Navy F-35C pilot gears up for testing on carrier Ike
By Lance M. Bacon, Staff writer
Do you want to know what it is like to fly the Navy’s F-35C joint strike fighter?
Well, that’s too bad, because “there are no words to describe it,” Lt. Cmdr. “Anoya” Hess said. He has been a JSF driver for two years and is still at a loss for words.
“It is an amazing piece of machinery,” he said.
The Navy’s next big JSF test is set for mid-October, if weather permits. Two F-35Cs, the Navy’s carrier-landing variant, are set to spend 10 days training with carrier Dwight D. Eisenhower off the Virginia coast. The pair will conduct day and night carrier qualifications, night operations with the Generation III Helmet Mounted Display, Delta Flight Path testing, and F-35 Joint Precision Approach and Landing System testing.
Hess, who served as a landing signal officer when JSF made its first carrier landing aboard the carrier Nimitz in November 2014, will do so again when two test birds run carrier trials in October. Navy test pilots Cmdr. Tony “Brick” Wilson and Lt. Chris “TJ” Karapostoles on Oct. 2 landed two test aircraft on Eisenhower. Countless simulator landings and practice at the JSF’s home base of Eglin Air Force Base, Florida, has given Hess confidence that the evolution will run smooth. Still, he admits that he is “really excited to see what it can do behind the boat.”
The former F-14 Tomcat pilot, who went on to fly F/A-18 Super Hornets, described the JSF as a combination of current technologies and lessons learned from previous fighters.
“It takes that entire operational picture and gives you complete [situational awareness] as to what is going on in the battle space at all times and enables you to share with other assets in the fight with you,” said the 14-year vet, who asked Navy Times to withhold his first name out of concern for his security.
Despite the jet’s leap-ahead technology, the learning curve is not as steep as one might expect, he said.

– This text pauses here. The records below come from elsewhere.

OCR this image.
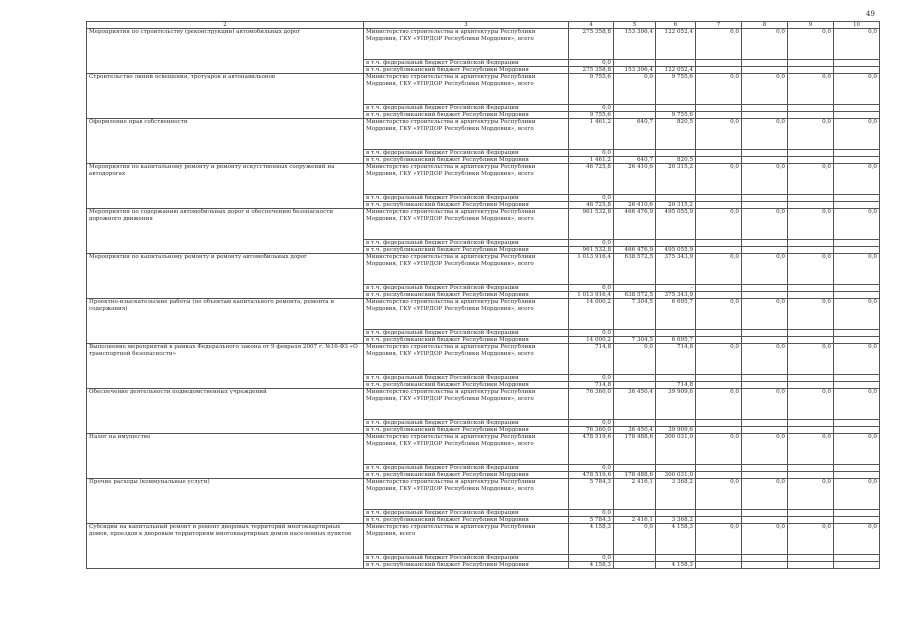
49
2	3	4	5	6	7	8	9	10
Мероприятия по строительству (реконструкции) автомобильных дорог	Министерство строительства и архитектуры Республики Мордовия, ГКУ «УПРДОР Республики Мордовия», всего	275 358,8	153 306,4	122 052,4	0,0	0,0	0,0	0,0
	в т.ч. федеральный бюджет Российской Федерации	0,0						
	в т.ч. республиканский бюджет Республики Мордовия	275 358,8	153 306,4	122 052,4				
Строительство линий освещения, тротуаров и автопавильонов	Министерство строительства и архитектуры Республики Мордовия, ГКУ «УПРДОР Республики Мордовия», всего	9 755,6	0,0	9 755,6	0,0	0,0	0,0	0,0
	в т.ч. федеральный бюджет Российской Федерации	0,0						
	в т.ч. республиканский бюджет Республики Мордовия	9 755,6		9 755,6				
Оформление прав собственности	Министерство строительства и архитектуры Республики Мордовия, ГКУ «УПРДОР Республики Мордовия», всего	1 461,2	640,7	820,5	0,0	0,0	0,0	0,0
	в т.ч. федеральный бюджет Российской Федерации	0,0						
	в т.ч. республиканский бюджет Республики Мордовия	1 461,2	640,7	820,5				
Мероприятия по капитальному ремонту и ремонту искусственных сооружений на автодорогах	Министерство строительства и архитектуры Республики Мордовия, ГКУ «УПРДОР Республики Мордовия», всего	46 725,8	26 410,6	20 315,2	0,0	0,0	0,0	0,0
	в т.ч. федеральный бюджет Российской Федерации	0,0						
	в т.ч. республиканский бюджет Республики Мордовия	46 725,8	26 410,6	20 315,2				
Мероприятия по содержанию автомобильных дорог и обеспечению безопасности дорожного движения	Министерство строительства и архитектуры Республики Мордовия, ГКУ «УПРДОР Республики Мордовия», всего	961 532,8	466 476,9	495 055,9	0,0	0,0	0,0	0,0
	в т.ч. федеральный бюджет Российской Федерации	0,0						
	в т.ч. республиканский бюджет Республики Мордовия	961 532,8	466 476,9	495 055,9				
Мероприятия по капитальному ремонту и ремонту автомобильных дорог	Министерство строительства и архитектуры Республики Мордовия, ГКУ «УПРДОР Республики Мордовия», всего	1 013 916,4	638 572,5	375 343,9	0,0	0,0	0,0	0,0
	в т.ч. федеральный бюджет Российской Федерации	0,0		-				
	в т.ч. республиканский бюджет Республики Мордовия	1 013 916,4	638 572,5	375 343,9				
Проектно-изыскательские работы (по объектам капитального ремонта, ремонта и содержания)	Министерство строительства и архитектуры Республики Мордовия, ГКУ «УПРДОР Республики Мордовия», всего	14 000,2	7 304,5	6 695,7	0,0	0,0	0,0	0,0
	в т.ч. федеральный бюджет Российской Федерации	0,0						
	в т.ч. республиканский бюджет Республики Мордовия	14 000,2	7 304,5	6 695,7				
Выполнение мероприятий в рамках Федерального закона от 9 февраля 2007 г. №16-ФЗ «О транспортной безопасности»	Министерство строительства и архитектуры Республики Мордовия, ГКУ «УПРДОР Республики Мордовия», всего	714,8	0,0	714,8	0,0	0,0	0,0	0,0
	в т.ч. федеральный бюджет Российской Федерации	0,0						
	в т.ч. республиканский бюджет Республики Мордовия	714,8		714,8				
Обеспечение деятельности подведомственных учреждений	Министерство строительства и архитектуры Республики Мордовия, ГКУ «УПРДОР Республики Мордовия», всего	76 360,0	36 450,4	39 909,6	0,0	0,0	0,0	0,0
	в т.ч. федеральный бюджет Российской Федерации	0,0						
	в т.ч. республиканский бюджет Республики Мордовия	76 360,0	36 450,4	39 909,6				
Налог на имущество	Министерство строительства и архитектуры Республики Мордовия, ГКУ «УПРДОР Республики Мордовия», всего	478 519,6	178 488,6	300 031,0	0,0	0,0	0,0	0,0
	в т.ч. федеральный бюджет Российской Федерации	0,0						
	в т.ч. республиканский бюджет Республики Мордовия	478 519,6	178 488,6	300 031,0				
Прочие расходы (коммунальные услуги)	Министерство строительства и архитектуры Республики Мордовия, ГКУ «УПРДОР Республики Мордовия», всего	5 784,3	2 416,1	3 368,2	0,0	0,0	0,0	0,0
	в т.ч. федеральный бюджет Российской Федерации	0,0						
	в т.ч. республиканский бюджет Республики Мордовия	5 784,3	2 416,1	3 368,2				
Субсидии на капитальный ремонт и ремонт дворовых территорий многоквартирных домов, проездов к дворовым территориям многоквартирных домов населенных пунктов	Министерство строительства и архитектуры Республики Мордовия, всего	4 158,3	0,0	4 158,3	0,0	0,0	0,0	0,0
	в т.ч. федеральный бюджет Российской Федерации	0,0						
	в т.ч. республиканский бюджет Республики Мордовия	4 158,3		4 158,3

Much of that is due to the $600,000 helmet, which Hess identified as the hardest thing to leave behind if he were to return to flying Super Hornets. Its visor replaces the traditional Heads-up Display. Every detail the pilot needs, from flight data to targeting information, is displayed in the helmet.
Then you add in the Distributed Aperture System, which streams real-time imagery from six infrared cameras. This allows pilots to “look through” the airframe.
Second only to the helmet on Hess’ list is the ease of flight controls. It is “very simple to handle whenever tasks are going on from a mission standpoint,” he said.
Cool as it may be, the JSF is not without challenges. Its delays have been many and the cost has soared to $400 billion. Worse yet, the fighter was on the losing end of a July dogfight with the more maneuverable (and much older) Air Force F-16 Fighting Falcon. That same month, Marine Commandant Gen. Joseph Dunford — who is now chairman of the Joint Chiefs of Staff — declared the Marines’ jump-jet variant as operationally sound. That was countered by J. Michael Gilmore, the Pentagon’s top weapons tester, who took issue with the evaluation rather than the fighter’s capabilities, and said the event “did not — and could not — demonstrate that Block 2B F-35B is operationally effective or suitable for use in any type of limited combat operation, or that it was ready for real-world operational deployments, given the way the event was structured.”
In August, testers discovered concerns that pilots who weigh less than 136 pounds have an increased risk of injury during a low-speed ejection.
Strike Fighter Squadron 101, the “Grim Reapers,” will welcome its first pilots from the operational test community in November. Hess is one of the squadron’s 15 pilots. The Grim Reapers was the last F-14 Fleet Replacement Squadron. It was disestablished in 2005 but rose again one month short of its 60th anniversary in 2012. The squadron is tasked with training JSF pilots and maintainers, and development of its tactics and the training syllabus.